The 1993 award-winning book American Apartheid: Segregation and the Making of the
Underclass, by Massey and Denton painted a fairly bleak picture of the situation in United
States cities regarding the importance of and the lack of change in segregation between the
white majority population and especially the African-American population. The data on
which these analyses were based ended with the 1980 population census reports. Since 1980,
there have been a number of changes over the next 20 years, as report in studies by Frey and
Myers, Farley and Frey, and Iceland.

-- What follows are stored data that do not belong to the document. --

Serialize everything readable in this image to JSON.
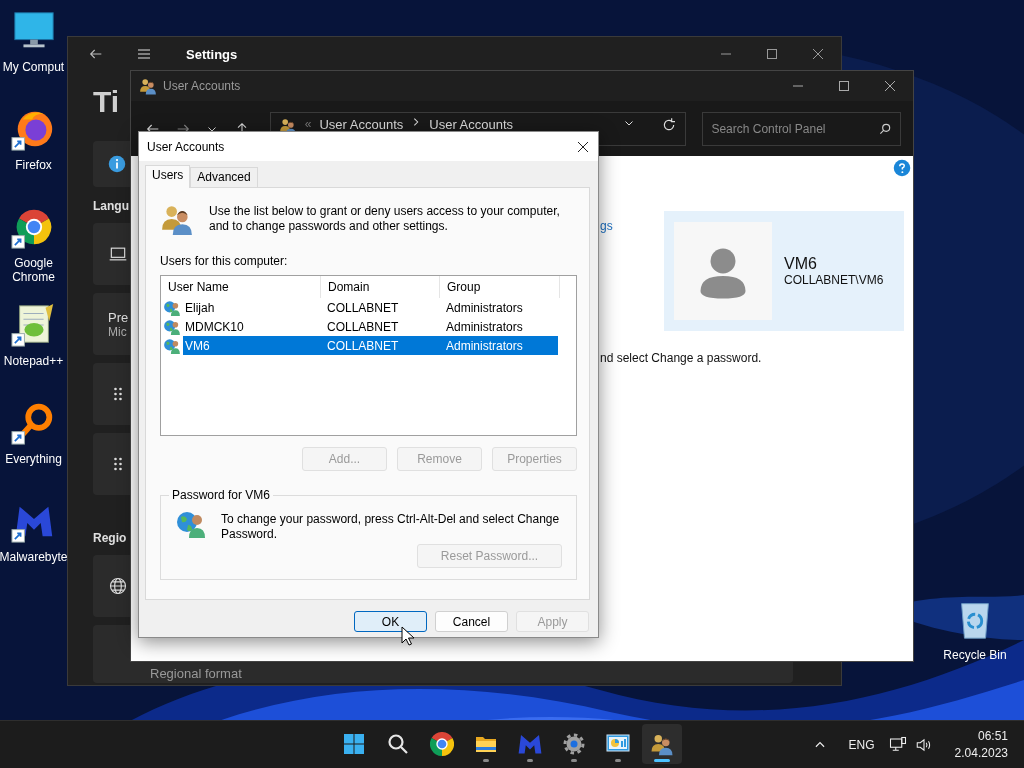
{
  "desktop_icons": [
    {
      "label": "My Comput",
      "kind": "computer",
      "shortcut": false
    },
    {
      "label": "Firefox",
      "kind": "firefox",
      "shortcut": true
    },
    {
      "label": "Google Chrome",
      "kind": "chrome",
      "shortcut": true
    },
    {
      "label": "Notepad++",
      "kind": "notepad",
      "shortcut": true
    },
    {
      "label": "Everything",
      "kind": "everything",
      "shortcut": true
    },
    {
      "label": "Malwarebyte",
      "kind": "malware",
      "shortcut": true
    }
  ],
  "recycle_bin": {
    "label": "Recycle Bin"
  },
  "settings_window": {
    "title": "Settings",
    "page_title": "Ti",
    "items": [
      {
        "kind": "info"
      },
      {
        "kind": "section",
        "text": "Langu"
      },
      {
        "kind": "device"
      },
      {
        "kind": "text",
        "title": "Pre",
        "subtitle": "Mic"
      },
      {
        "kind": "grip"
      },
      {
        "kind": "grip"
      },
      {
        "kind": "section",
        "text": "Regio"
      },
      {
        "kind": "globe"
      },
      {
        "kind": "label",
        "title": "Regional format"
      }
    ]
  },
  "control_panel": {
    "title": "User Accounts",
    "overflow_mark": "«",
    "breadcrumb": [
      "User Accounts",
      "User Accounts"
    ],
    "search_placeholder": "Search Control Panel",
    "link": "gs",
    "instruction": "nd select Change a password.",
    "user": {
      "name": "VM6",
      "account": "COLLABNET\\VM6"
    }
  },
  "dialog": {
    "title": "User Accounts",
    "tabs": [
      {
        "label": "Users",
        "selected": true
      },
      {
        "label": "Advanced",
        "selected": false
      }
    ],
    "intro": "Use the list below to grant or deny users access to your computer, and to change passwords and other settings.",
    "list_label": "Users for this computer:",
    "columns": [
      "User Name",
      "Domain",
      "Group"
    ],
    "rows": [
      {
        "cells": [
          "Elijah",
          "COLLABNET",
          "Administrators"
        ],
        "selected": false
      },
      {
        "cells": [
          "MDMCK10",
          "COLLABNET",
          "Administrators"
        ],
        "selected": false
      },
      {
        "cells": [
          "VM6",
          "COLLABNET",
          "Administrators"
        ],
        "selected": true
      }
    ],
    "list_buttons": [
      {
        "label": "Add...",
        "disabled": true
      },
      {
        "label": "Remove",
        "disabled": true
      },
      {
        "label": "Properties",
        "disabled": true
      }
    ],
    "password": {
      "title": "Password for VM6",
      "text": "To change your password, press Ctrl-Alt-Del and select Change Password.",
      "button": {
        "label": "Reset Password...",
        "disabled": true
      }
    },
    "buttons": [
      {
        "label": "OK",
        "disabled": false,
        "default": true
      },
      {
        "label": "Cancel",
        "disabled": false,
        "default": false
      },
      {
        "label": "Apply",
        "disabled": true,
        "default": false
      }
    ]
  },
  "taskbar": {
    "apps": [
      {
        "kind": "start",
        "running": false,
        "active": false
      },
      {
        "kind": "search",
        "running": false,
        "active": false
      },
      {
        "kind": "chrome",
        "running": false,
        "active": false
      },
      {
        "kind": "folder",
        "running": true,
        "active": false
      },
      {
        "kind": "malware",
        "running": true,
        "active": false
      },
      {
        "kind": "gear",
        "running": true,
        "active": false
      },
      {
        "kind": "panel",
        "running": true,
        "active": false
      },
      {
        "kind": "users",
        "running": true,
        "active": true
      }
    ],
    "language": "ENG",
    "time": "06:51",
    "date": "2.04.2023"
  }
}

Write an essay on these changes addressing three
specific questions:
a) How do these changes challenge, or confirm, or alter the Massey/Denton conclusions in
their book?
b) What would you predict regarding changes in the spatial distribution by race/ethnicity in
American cities over the next 20 years?
c) Do any of these changes and predicted changes in North America have any import for
spatial distributions in Latin American cities, such as those in Brazil, and if so what
might they be (and if not, why not?)
5.
Write a brief essay on how the patterns of immigration over the past 20-30 years have
changed the patterns of labor force distribution and labor force inequality by race/ethnicity
and gender in this nation. Which groups have benefited from these patterns? Which groups
have benefited the least? Which regions of the country show the most dramatic impact from
these immigration/migration patterns?
6.
One of the “hypotheses” that came out of the debate between Massey/Denton and W. J.
Wilson some 25 years ago or so was the so-called “spatial mismatch” hypothesis. Write a
brief essay defining what this hypothesis was, and the current state of thinking on this issue,
based on the development of research over this time period. Does such an idea have any
merit of cities in Latin America? Why or why not?